Simply put: I have some thoughts that I’d like to set free.

Re-launch Part I: Job Switcher

I was in training to become a pastor. The fact is that I thought I was called to become one. I would still accept that calling if it turned out to be true, but I believe I had misunderstood. I wanted to be a preacher. I wanted to influence people for the good of God’s purpose…but I also wanted to influence people for the good of God’s purpose. I know, I wrote that twice.

You see, I’m a very prideful man. In almost everything I do, I naturally look at angles to make me more important. That is, after all, what I want to be. I want to be heard. I want to be important.

Every time, God has to break me down a notch…or two…or a lot. My recent issue with orders to Virginia were part of this. I needed to rely on God only, something I’m no good at. The more I consider this as a reality, the more I realize that I am not fit to be “behind the pulpit.”

Yet God has led me very distinctly. Through my career in the Navy, I have often found myself as a guide. My best work, it would seem, has always been behind the scenes, helping people develop their sense of God’s calling for them. Most recently, a buddy of mine in the Navy applied for, and was accepted to, the chaplain program. Yet I was behind the scenes, and when his day to shine came, I got to watch from the audience.
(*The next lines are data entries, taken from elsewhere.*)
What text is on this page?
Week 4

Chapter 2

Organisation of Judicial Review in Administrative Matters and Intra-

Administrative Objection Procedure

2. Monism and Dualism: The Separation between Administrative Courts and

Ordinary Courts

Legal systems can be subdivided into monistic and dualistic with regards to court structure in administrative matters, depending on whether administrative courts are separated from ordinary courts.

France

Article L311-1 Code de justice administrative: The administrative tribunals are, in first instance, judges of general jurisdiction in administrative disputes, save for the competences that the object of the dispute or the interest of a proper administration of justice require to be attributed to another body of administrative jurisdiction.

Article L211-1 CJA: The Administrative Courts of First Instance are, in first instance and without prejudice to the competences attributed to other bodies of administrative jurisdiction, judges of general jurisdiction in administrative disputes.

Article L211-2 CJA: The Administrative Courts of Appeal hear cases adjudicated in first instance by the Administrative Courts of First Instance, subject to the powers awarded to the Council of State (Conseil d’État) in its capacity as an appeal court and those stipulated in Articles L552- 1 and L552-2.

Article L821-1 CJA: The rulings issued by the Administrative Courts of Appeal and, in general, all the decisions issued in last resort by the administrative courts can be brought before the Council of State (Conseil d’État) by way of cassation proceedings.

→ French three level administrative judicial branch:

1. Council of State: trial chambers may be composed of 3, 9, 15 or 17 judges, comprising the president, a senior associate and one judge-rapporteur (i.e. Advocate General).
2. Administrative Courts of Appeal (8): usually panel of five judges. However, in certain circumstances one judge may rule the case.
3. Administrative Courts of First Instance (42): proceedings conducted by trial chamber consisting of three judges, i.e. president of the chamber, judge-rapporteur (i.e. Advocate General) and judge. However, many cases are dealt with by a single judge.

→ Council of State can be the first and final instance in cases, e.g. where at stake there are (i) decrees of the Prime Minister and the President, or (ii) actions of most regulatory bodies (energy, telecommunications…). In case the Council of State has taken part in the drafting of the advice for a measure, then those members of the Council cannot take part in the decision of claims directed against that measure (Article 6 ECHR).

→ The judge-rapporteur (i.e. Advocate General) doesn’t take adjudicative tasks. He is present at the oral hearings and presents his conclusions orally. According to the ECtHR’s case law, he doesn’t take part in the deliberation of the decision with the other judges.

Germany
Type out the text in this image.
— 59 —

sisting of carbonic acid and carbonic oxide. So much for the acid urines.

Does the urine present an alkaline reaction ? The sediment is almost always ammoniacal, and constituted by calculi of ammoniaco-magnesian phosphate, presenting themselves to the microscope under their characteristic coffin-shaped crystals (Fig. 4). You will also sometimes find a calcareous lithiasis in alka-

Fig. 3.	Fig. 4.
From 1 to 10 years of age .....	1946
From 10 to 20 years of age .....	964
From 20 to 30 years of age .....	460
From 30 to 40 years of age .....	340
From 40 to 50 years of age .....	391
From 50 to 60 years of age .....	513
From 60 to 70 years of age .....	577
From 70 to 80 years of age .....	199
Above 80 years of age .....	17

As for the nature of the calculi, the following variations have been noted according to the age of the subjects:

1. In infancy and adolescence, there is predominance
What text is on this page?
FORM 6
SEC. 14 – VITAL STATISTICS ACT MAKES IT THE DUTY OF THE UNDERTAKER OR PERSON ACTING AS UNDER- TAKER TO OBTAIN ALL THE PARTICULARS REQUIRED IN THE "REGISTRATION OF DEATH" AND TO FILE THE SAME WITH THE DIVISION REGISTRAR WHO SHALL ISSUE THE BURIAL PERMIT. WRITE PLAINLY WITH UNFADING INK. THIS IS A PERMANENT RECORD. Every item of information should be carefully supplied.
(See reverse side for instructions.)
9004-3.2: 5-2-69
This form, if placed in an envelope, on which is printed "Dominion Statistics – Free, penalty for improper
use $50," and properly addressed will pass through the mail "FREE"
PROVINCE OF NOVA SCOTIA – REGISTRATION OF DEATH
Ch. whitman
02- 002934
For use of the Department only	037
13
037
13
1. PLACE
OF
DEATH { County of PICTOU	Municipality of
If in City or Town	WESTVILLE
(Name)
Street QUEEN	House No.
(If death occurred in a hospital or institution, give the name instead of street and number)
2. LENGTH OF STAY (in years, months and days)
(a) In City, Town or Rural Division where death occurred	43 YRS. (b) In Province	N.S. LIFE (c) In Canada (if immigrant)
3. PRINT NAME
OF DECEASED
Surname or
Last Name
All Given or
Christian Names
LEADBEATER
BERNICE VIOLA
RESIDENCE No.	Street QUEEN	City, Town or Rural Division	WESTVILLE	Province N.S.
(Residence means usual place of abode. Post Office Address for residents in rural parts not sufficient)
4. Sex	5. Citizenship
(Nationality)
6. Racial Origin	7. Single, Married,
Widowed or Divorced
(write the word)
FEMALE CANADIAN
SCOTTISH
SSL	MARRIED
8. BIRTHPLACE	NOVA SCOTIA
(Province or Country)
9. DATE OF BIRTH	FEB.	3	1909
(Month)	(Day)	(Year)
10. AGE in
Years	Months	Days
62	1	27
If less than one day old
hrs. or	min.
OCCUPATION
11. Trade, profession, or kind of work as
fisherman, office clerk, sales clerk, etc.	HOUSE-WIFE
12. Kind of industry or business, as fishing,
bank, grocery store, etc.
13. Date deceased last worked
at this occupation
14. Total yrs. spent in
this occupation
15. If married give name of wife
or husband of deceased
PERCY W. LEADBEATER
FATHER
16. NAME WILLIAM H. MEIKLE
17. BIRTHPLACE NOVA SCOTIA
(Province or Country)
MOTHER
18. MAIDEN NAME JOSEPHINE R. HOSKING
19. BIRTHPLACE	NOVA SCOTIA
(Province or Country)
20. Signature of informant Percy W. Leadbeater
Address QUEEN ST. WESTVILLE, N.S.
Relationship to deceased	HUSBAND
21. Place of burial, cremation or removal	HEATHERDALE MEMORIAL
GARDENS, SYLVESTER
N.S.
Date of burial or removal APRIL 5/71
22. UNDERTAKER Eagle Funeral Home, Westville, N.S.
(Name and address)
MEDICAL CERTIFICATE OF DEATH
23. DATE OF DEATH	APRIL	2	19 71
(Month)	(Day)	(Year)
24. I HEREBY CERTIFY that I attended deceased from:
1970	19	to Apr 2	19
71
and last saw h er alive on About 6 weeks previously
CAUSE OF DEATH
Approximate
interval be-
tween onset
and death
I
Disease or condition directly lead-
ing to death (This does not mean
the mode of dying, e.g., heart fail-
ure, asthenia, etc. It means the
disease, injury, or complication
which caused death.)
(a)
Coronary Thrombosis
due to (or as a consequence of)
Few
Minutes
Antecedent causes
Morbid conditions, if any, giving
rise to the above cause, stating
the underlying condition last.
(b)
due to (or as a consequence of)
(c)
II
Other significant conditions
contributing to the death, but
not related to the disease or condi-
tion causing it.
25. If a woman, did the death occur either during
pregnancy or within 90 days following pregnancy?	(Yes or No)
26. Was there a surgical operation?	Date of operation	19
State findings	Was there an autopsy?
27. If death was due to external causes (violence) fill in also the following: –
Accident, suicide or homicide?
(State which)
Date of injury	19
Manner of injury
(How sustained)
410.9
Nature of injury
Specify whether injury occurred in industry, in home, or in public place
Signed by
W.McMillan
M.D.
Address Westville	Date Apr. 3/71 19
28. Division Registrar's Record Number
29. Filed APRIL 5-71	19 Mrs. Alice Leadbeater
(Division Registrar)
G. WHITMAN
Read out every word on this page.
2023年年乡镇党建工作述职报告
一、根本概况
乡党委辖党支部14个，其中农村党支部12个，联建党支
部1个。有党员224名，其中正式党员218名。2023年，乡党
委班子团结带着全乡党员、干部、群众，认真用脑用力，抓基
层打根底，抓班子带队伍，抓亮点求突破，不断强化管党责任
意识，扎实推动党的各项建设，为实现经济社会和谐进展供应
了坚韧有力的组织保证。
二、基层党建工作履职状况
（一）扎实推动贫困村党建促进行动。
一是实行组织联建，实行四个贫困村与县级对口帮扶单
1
God taught me an important lesson that day…I am not meant to lead…I am meant to guide.

So I have re-focused my efforts on teaching. Currently, I’m 41 days away from starting Instructor Training (IT) School here in San Diego before transferring to Great Lakes to teach A-School. As an instructor, I will have a blessed opportunity to not only train, but to guide young sailors.

I don’t know what God has in store for me, but I’m excited to find out. I look forward to conducting some amazing research in the field of education while teaching in Great Lakes. I look forward to being more involved in my kids’ education as well. This is going to be an amazing ride!